Friday, September 5, 2014

Zbigniew Brzezinski: Overlooked Nobel Peace Prize Laureate?


Even though he his past achievements made him a worthy nominee – even a laureate – why is it that Zbigniew Brzezinski was never considered for the Nobel Peace Prize? 

By: Ringo Bones 

For as long as I lived, I’ve yet to hear on a major news program “Zbigniew Brzezinski” and “Nobel Peace Prize” uttered on the same sentence. And this day and age, it seems like former US President Jimmy Carter’s National Security Advisor can’t get ahead of the line of both Malala Yousafzai and Rebiya Kadeer for the Nobel Peace Prize.
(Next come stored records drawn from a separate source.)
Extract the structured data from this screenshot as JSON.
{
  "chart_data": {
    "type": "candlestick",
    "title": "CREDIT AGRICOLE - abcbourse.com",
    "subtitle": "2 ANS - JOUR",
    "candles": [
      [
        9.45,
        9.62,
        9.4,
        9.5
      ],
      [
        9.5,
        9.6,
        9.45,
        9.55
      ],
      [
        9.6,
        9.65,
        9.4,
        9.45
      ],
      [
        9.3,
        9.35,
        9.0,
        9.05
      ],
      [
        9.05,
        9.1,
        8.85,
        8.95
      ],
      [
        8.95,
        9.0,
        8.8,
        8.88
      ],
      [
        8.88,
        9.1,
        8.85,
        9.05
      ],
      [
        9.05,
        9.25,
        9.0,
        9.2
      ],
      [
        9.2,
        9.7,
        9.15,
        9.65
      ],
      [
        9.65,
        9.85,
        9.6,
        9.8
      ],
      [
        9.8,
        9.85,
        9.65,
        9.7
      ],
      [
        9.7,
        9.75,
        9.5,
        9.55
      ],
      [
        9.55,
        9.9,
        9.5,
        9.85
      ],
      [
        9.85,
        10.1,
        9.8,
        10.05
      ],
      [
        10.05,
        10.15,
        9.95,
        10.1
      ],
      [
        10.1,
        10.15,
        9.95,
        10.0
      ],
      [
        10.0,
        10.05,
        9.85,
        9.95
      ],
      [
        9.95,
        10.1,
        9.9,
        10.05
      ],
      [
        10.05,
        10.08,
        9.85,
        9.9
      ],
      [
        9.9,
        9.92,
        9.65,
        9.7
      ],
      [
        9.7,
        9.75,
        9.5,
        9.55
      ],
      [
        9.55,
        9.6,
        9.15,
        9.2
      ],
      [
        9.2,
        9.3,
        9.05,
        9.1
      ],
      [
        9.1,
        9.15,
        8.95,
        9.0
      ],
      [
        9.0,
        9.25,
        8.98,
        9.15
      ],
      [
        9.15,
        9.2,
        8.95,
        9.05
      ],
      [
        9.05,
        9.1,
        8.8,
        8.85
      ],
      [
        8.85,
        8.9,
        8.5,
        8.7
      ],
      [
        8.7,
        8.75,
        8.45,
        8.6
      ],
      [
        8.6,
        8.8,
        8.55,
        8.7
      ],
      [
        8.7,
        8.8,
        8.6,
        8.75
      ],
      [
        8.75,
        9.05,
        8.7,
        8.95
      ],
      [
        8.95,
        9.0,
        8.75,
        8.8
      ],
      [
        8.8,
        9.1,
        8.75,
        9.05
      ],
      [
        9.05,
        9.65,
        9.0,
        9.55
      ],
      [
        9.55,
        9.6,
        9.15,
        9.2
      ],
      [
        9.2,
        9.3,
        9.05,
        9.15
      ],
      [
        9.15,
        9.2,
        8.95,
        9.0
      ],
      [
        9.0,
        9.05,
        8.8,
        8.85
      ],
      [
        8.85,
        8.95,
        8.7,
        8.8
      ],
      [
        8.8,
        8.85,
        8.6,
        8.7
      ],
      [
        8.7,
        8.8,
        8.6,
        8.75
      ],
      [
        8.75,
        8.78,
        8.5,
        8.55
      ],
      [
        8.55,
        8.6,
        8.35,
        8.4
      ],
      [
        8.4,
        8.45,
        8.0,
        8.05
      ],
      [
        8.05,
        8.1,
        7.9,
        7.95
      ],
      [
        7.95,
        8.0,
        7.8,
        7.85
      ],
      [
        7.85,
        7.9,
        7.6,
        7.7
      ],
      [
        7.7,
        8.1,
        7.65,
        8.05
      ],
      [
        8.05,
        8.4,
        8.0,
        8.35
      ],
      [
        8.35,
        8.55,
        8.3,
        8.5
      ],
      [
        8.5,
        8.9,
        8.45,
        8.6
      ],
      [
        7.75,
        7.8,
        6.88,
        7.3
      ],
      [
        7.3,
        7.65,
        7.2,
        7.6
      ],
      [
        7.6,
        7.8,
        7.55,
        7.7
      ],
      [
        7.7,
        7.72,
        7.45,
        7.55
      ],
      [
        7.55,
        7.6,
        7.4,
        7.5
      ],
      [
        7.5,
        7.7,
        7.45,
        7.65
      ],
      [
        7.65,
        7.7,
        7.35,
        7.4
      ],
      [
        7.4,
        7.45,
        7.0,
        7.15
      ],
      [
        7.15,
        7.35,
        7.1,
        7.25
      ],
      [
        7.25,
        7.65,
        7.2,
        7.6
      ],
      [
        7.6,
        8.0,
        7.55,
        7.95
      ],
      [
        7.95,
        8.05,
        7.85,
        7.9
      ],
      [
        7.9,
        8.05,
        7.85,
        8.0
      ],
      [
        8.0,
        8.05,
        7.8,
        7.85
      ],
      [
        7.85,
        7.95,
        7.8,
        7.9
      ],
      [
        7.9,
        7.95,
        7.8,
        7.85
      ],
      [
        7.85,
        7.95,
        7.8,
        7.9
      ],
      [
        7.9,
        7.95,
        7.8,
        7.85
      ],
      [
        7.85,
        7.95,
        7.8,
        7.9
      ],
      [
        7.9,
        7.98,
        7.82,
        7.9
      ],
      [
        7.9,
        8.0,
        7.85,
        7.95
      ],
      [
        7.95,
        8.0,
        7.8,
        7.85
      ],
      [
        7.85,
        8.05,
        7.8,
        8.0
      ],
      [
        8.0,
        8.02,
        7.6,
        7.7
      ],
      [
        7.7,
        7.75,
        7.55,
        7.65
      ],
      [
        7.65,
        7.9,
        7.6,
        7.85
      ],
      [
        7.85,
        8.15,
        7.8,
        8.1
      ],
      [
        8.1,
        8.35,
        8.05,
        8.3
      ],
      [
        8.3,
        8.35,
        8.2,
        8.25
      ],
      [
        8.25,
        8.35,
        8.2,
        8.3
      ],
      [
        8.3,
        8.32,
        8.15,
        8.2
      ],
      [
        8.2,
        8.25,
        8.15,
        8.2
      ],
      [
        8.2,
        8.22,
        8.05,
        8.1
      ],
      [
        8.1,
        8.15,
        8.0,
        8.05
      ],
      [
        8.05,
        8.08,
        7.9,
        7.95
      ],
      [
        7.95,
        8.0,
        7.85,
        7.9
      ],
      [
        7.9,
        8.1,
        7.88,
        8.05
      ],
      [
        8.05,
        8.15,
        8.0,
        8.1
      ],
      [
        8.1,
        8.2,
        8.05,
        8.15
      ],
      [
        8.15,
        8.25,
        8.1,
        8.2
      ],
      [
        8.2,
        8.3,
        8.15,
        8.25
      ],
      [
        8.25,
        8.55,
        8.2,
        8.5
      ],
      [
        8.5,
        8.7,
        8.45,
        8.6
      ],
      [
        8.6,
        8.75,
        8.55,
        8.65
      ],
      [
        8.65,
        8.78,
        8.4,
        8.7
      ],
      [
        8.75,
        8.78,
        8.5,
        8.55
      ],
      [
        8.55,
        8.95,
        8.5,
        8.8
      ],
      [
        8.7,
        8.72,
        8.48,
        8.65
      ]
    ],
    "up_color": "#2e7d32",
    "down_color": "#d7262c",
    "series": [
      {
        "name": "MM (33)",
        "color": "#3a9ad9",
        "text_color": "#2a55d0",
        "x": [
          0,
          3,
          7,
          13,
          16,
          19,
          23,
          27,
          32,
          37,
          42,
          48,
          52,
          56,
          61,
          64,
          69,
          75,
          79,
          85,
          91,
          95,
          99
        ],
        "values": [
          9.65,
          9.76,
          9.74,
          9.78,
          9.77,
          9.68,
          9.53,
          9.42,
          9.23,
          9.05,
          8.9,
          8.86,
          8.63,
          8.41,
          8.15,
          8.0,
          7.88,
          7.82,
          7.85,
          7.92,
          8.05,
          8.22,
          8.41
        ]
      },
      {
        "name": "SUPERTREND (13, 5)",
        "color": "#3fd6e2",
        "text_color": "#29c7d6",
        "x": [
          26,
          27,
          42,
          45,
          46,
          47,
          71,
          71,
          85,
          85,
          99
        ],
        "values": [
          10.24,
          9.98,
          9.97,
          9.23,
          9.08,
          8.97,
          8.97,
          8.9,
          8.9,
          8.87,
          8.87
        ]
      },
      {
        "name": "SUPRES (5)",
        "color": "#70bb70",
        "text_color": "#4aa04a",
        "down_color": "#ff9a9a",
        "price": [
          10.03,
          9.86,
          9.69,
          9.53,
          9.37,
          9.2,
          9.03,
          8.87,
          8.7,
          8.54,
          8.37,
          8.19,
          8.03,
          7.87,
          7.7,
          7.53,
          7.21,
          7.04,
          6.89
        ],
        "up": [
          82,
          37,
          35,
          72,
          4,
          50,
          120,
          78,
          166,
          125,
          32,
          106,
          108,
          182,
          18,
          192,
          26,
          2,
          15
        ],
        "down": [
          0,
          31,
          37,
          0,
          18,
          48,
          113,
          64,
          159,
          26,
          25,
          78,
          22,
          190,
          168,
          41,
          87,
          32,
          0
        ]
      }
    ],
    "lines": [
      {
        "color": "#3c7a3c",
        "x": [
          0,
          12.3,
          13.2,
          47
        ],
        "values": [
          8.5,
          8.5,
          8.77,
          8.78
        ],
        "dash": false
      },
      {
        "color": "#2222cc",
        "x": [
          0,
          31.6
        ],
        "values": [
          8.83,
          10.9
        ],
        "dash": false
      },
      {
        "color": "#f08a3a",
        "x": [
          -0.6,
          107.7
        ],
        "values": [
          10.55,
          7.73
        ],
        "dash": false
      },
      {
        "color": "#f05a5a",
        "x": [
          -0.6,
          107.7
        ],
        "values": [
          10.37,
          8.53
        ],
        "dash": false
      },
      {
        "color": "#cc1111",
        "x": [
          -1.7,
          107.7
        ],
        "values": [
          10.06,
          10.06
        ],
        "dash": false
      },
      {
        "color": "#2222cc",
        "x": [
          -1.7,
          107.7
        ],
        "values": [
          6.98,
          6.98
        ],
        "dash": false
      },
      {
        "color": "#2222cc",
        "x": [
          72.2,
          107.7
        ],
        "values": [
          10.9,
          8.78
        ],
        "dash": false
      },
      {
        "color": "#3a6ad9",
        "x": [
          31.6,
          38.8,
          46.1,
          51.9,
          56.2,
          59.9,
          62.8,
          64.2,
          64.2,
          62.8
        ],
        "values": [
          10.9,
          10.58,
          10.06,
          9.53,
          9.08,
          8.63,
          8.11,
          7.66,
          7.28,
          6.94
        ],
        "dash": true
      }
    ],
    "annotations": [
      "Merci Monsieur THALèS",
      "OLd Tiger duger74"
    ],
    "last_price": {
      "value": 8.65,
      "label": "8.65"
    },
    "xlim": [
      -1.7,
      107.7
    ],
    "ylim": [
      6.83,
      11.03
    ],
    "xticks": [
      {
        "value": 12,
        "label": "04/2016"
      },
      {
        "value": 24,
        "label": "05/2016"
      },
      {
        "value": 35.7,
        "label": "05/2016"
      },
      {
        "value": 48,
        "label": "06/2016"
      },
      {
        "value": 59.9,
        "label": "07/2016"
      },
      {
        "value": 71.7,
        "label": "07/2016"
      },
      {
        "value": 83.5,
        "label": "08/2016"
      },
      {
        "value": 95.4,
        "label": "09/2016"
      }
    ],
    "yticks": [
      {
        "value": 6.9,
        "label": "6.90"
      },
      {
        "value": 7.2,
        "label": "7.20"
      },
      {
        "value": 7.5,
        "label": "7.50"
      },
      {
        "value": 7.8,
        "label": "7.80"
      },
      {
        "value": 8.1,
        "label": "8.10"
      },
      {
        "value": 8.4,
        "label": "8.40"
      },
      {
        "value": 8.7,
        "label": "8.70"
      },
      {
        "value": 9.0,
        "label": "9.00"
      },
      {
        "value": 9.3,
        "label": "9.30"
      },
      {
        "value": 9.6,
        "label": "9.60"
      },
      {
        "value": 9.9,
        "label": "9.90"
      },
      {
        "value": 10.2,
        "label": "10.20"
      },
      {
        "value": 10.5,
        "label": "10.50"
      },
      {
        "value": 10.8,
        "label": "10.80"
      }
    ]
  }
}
Sadly, it seems that no one of very powerful political influence these days have ever raised the idea of giving Brzezinski the Nobel Peace Prize even though he genuinely deserves it based on his accomplishments during the last 40 years. 

The highlight of Zbigniew Kazimierz Brzezinski’s statesmanship was when he served as the 10th US National Security Adviser under then US President Jimmy Carter from January 20, 1977 to January 20, 1981. If you ask me, the 1978 Camp David Accords between the then Egyptian President Anwar El Sadat and then Israeli Prime Minister Menachem Begin (that eventually made Sadat and Begin Nobel Peace Prize Laureates back in 1978) would not have happened without the “guidance” of Brzezinski. 

Now one of President Barack Obama’s main advisors on foreign politics and currently the Robert E. Osgood Professor of American Foreign Policy at Johns Hopkins University’s School of Advanced International Studies. A scholar at the Center for Strategic and International Studies and a member of various boards and councils, Brzezinski also appears frequently as an expert on the PBS program The News Hour with Jim Lehrer, ABC News’ This Week with Christiane Amanpour, MSNBC’s Morning Joe where his daughter Mika Brzezinski is co anchor and on CNN’s Fareed Zakaria GPS. 

Born in Warsaw, Poland back in March 28, 1928, Zbigniew Brzezinski mainly grew up traveling wherever his father’s job, Tadeusz Brzezinski a Polish diplomat who was posted in Germany from 1931 to 1935, takes him. Zbigniew Brzezinski thus spent some of his earliest years witnessing the rise of the NAZIs. From 1936 to 1938 Tadeusz Brzezinski was posted to the then Soviet Union during Joseph Stalin’s Great Purge. In 1938, Tadeusz Brzezinski was posted to Canada. World War II had a profound effect on the young, impressionable Zbigniew Brzezinski who stated in an interview: “The extraordinary violence that was perpetrated against Poland did affect my perception of the world, and made me much more sensitive to the fact that a great ideal of world politics is a fundamental struggle.” 

As a statesman and political critic during his service as a National Security Advisor with the then US President Jimmy Carter and even on an advisory capacity during the Reagan years, Zbigniew Brzezinski’s “hawkish” East-West focus is tempered by his pragmatism to work with the preexisting geopolitical situation at the time by using the preexisting geopolitical climate to his advantage in establishing peace treaties.  Zbigniew Brzezinski also has a knack for “peacefully” defeating an enemy by providing much needed human rights to an oppressed and marginalized citizenry of a typical despotic nation-state of the time. Even though Sadat and Begin won the Nobel Peace Prize in 1978 and Jimmy Carter won the Nobel Peace Prize in 2002 “for his decades of uniting efforts to find peaceful solutions to international conflicts, to advance democracy and human rights and to promote economic and social development”. It seems that Zbigniew Brzezinski got left out of the Nobel Peace Prize that his colleagues who worked hard to make the 1980s relatively peaceful geopolitically eventually won. 

1 comment:

  1. To those of us who grew up during the Cold War, I think its time for Zbigniew Brzezinski to be considered for the Nobel Peace Prize for preventing an all out thermonuclear war during the Reagan era 1980s.